June 25th, 2014
Daily Market Commentary
- MBA Mortgage Applications in the U.S. were reportedly down 1%.
- Durable goods orders in the U.S. were reportedly down 1%, below estimates of a 0% move.
- Annualized GDP for the U.S. in Q1 was reported at -2.9%, below estimates of -1.7%.
- The Markit Services PMI for the U.S. was reported at 61.2, above estimates of 58.
- West Texas Intermediate crude pared gains amid speculation that an Obama administration ruling on U.S. fuel exports would have limited impact on global markets. Brent’s premium narrowed as Iraq pledged to increase exports.
- Gold fell in London on speculation its advance to a two-month high will spur some investors to sell. Platinum declined as South African miners returned to work following a five-month pay strike.
- Copper fell from a three-week high as investors viewed the metal’s recent gain as excessive ahead of data that may show the U.S. economy faltered in the first quarter.
- The world’s three largest platinum producers said workers are returning in large numbers the day after an agreement was signed with the South African union that went on strike for five months over pay.
- The proportion of unfilled space in Canada’s office buildings has risen for the eighth quarter in a row, amid a boom in construction. The country’s office vacancy rate ticked up by 10 basis points during the second-quarter, to 10.4 per cent, as two-million square feet of new office space became available, according to a new report by CBRE Ltd. The rate topped 10 per cent during the prior quarter for the first time since early 2010.
- First Quantum Minerals Ltd., Zambia’s biggest copper producer, said it has slowed down or postponed more than $1 billion of capital expenditure in the country as a tax dispute with the government escalates.
- U.S. stock-index futures were little changed, after equities slipped for a second day yesterday, as violence in the Middle East increased, and investor’s awaited data on durable-goods orders in the world’s largest economy.
- The regulator of Fannie Mae and Freddie Mac will consider suing insurers who charged excessive fees for hazard coverage paid by the two government-owned mortgage companies, an auditor’s report said.
- Bullish bets on Medtronic Inc. rose to the highest level in seven years, pushed by speculation that reincorporating in Ireland after buying Covidien Plc will unlock cash returns as the company sidesteps U.S. taxes.
- European stocks fell for a fourth day, the longest stretch in seven weeks, as violence in the Middle East escalated.
- Romania’s central bank plans to cut foreign-currency reserves for lenders as the European Central Bank’s negative rate boosts the cost of keeping the buffers, according to an official with knowledge of the deliberations.
- AbbVie Inc., which was rejected on three different takeover offers for Shire Plc, may have to raise its bid to about 30 billion pounds ($51 billion) to persuade the drug-maker’s board to sell.

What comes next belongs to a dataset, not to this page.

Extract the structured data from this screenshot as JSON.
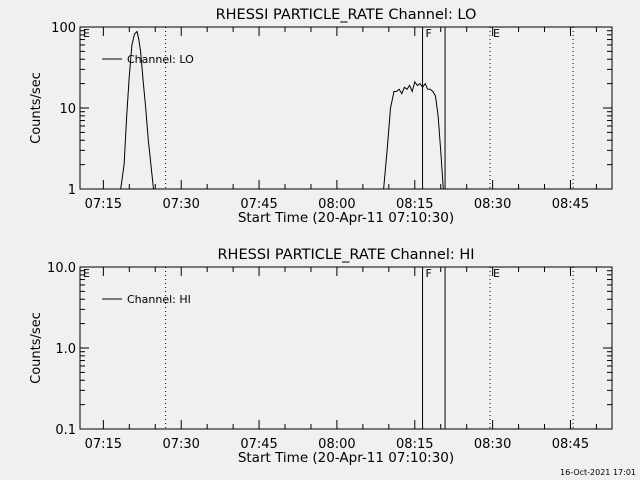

- Norway’s $890 billion sovereign wealth fund, the world’s biggest, is building up its organization and preparing for a move into infrastructure and private equity, it’s CEO said.
- China’s stocks fell, led by material and technology companies, amid concerns the first new share listings in four months will divert funds and surging oil prices may slow the economy.
- China Vanke Co. jumped 7 percent on its Hong Kong trading debut as investors bet the developer’s focus on small to medium-sized homes is resilient in a slowing Chinese property market.
- Samsung Electronics Co. expects its second-quarter earnings to be ‘not that good’, CFO Lee Sang Hoon said.